Dentro do ninho

Doria, Huck, Leite e Aécio. Rachado e exposto, o PSDB caminha para 2022

Cientistas políticos analisam jogada do governador paulista. “Quis saber quem é seu amigo e quem é seu inimigo"

Brasil de Fato | São Paulo (SP) |
O poder dos paulistas dentro do PSDB deve ser o principal trunfo de Doria para disputar a presidência do partido, nas convenções que ocorrem ainda em 2021 - Montagem / Reprodução

Se pretendia testar o partido, João Doria, governador de São Paulo, recebeu um importante recado do PSDB nesta semana e agora sabe que ser o candidato à presidência pela legenda pode ser mais complicado do que imaginava.

Internamente, o jantar oferecido por Doria para lideranças paulistas do PSDB, na última segunda-feira (8), foi encarado como uma tentativa de golpe.

Durante o encontro, o governador paulista não escondeu a disposição de assumir a presidência da legenda e tentou articular a expulsação do deputado federal Aécio Neves (PSDB) do partido, que reagiu publicamente e deixou a legenda exposta.

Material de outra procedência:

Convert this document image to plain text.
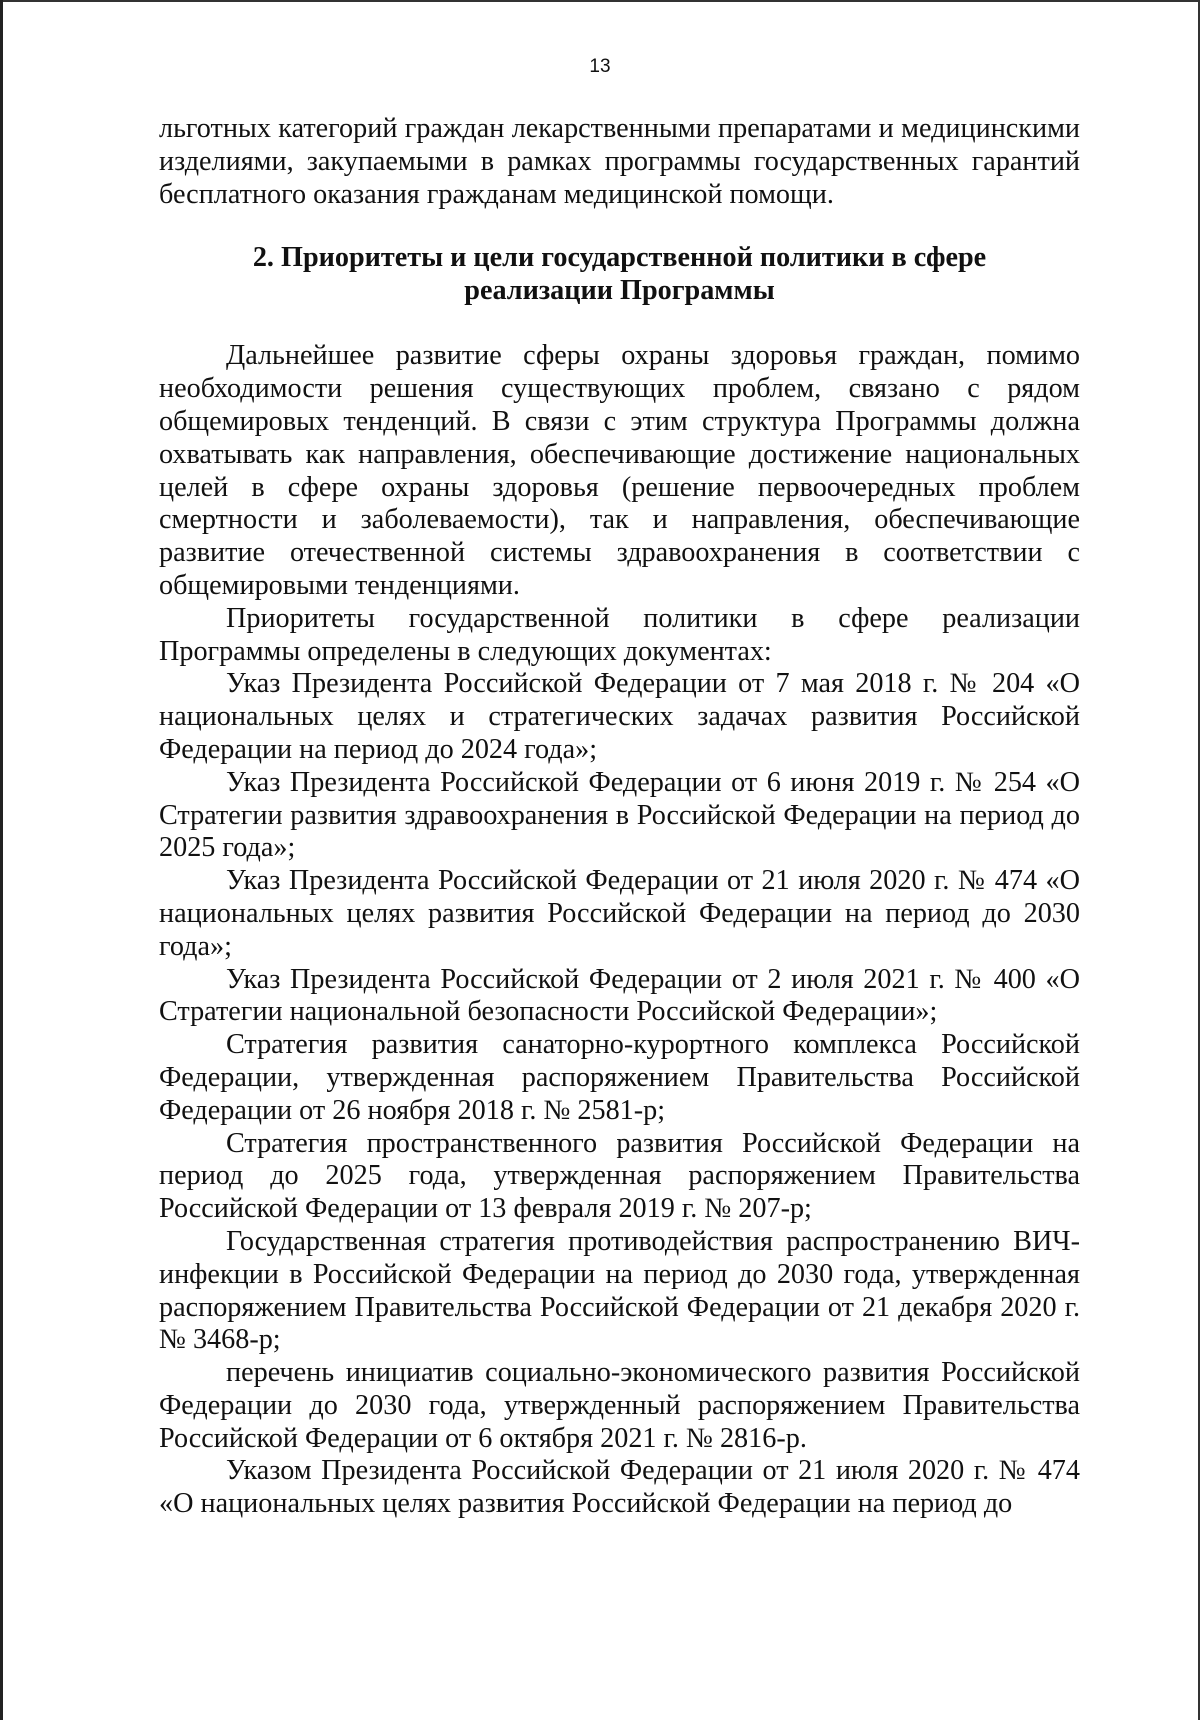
13

льготных категорий граждан лекарственными препаратами и медицинскими изделиями, закупаемыми в рамках программы государственных гарантий бесплатного оказания гражданам медицинской помощи.

2. Приоритеты и цели государственной политики в сфере
реализации Программы

Дальнейшее развитие сферы охраны здоровья граждан, помимо необходимости решения существующих проблем, связано с рядом общемировых тенденций. В связи с этим структура Программы должна охватывать как направления, обеспечивающие достижение национальных целей в сфере охраны здоровья (решение первоочередных проблем смертности и заболеваемости), так и направления, обеспечивающие развитие отечественной системы здравоохранения в соответствии с общемировыми тенденциями.

Приоритеты государственной политики в сфере реализации Программы определены в следующих документах:

Указ Президента Российской Федерации от 7 мая 2018 г. № 204 «О национальных целях и стратегических задачах развития Российской Федерации на период до 2024 года»;

Указ Президента Российской Федерации от 6 июня 2019 г. № 254 «О Стратегии развития здравоохранения в Российской Федерации на период до 2025 года»;

Указ Президента Российской Федерации от 21 июля 2020 г. № 474 «О национальных целях развития Российской Федерации на период до 2030 года»;

Указ Президента Российской Федерации от 2 июля 2021 г. № 400 «О Стратегии национальной безопасности Российской Федерации»;

Стратегия развития санаторно-курортного комплекса Российской Федерации, утвержденная распоряжением Правительства Российской Федерации от 26 ноября 2018 г. № 2581-р;

Стратегия пространственного развития Российской Федерации на период до 2025 года, утвержденная распоряжением Правительства Российской Федерации от 13 февраля 2019 г. № 207-р;

Государственная стратегия противодействия распространению ВИЧ-инфекции в Российской Федерации на период до 2030 года, утвержденная распоряжением Правительства Российской Федерации от 21 декабря 2020 г. № 3468-р;

перечень инициатив социально-экономического развития Российской Федерации до 2030 года, утвержденный распоряжением Правительства Российской Федерации от 6 октября 2021 г. № 2816-р.

Указом Президента Российской Федерации от 21 июля 2020 г. № 474 «О национальных целях развития Российской Федерации на период до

“O destempero do governador se deve, na verdade, à sua fracassada tentativa de se apropriar do partido, como ficou explicitado no jantar promovido por ele ontem, que tinha como objetivo afastar o atual presidente Bruno Araújo, para que ele próprio assumisse a presidência do PSDB”, afirmou Neves, em nota.

O mandato de Araújo à frente do PSDB nacional acaba em maio deste ano. Porém, após o jantar promovido por Doria, diretórios tucanos estaduais e municipais estão se articulando para garantir mais um ano ao presidente.

Dessa forma, o partido garantiria que o governador de São Paulo não mantivesse total controle sobre as prévias do partido para definir o presidenciável em 2022.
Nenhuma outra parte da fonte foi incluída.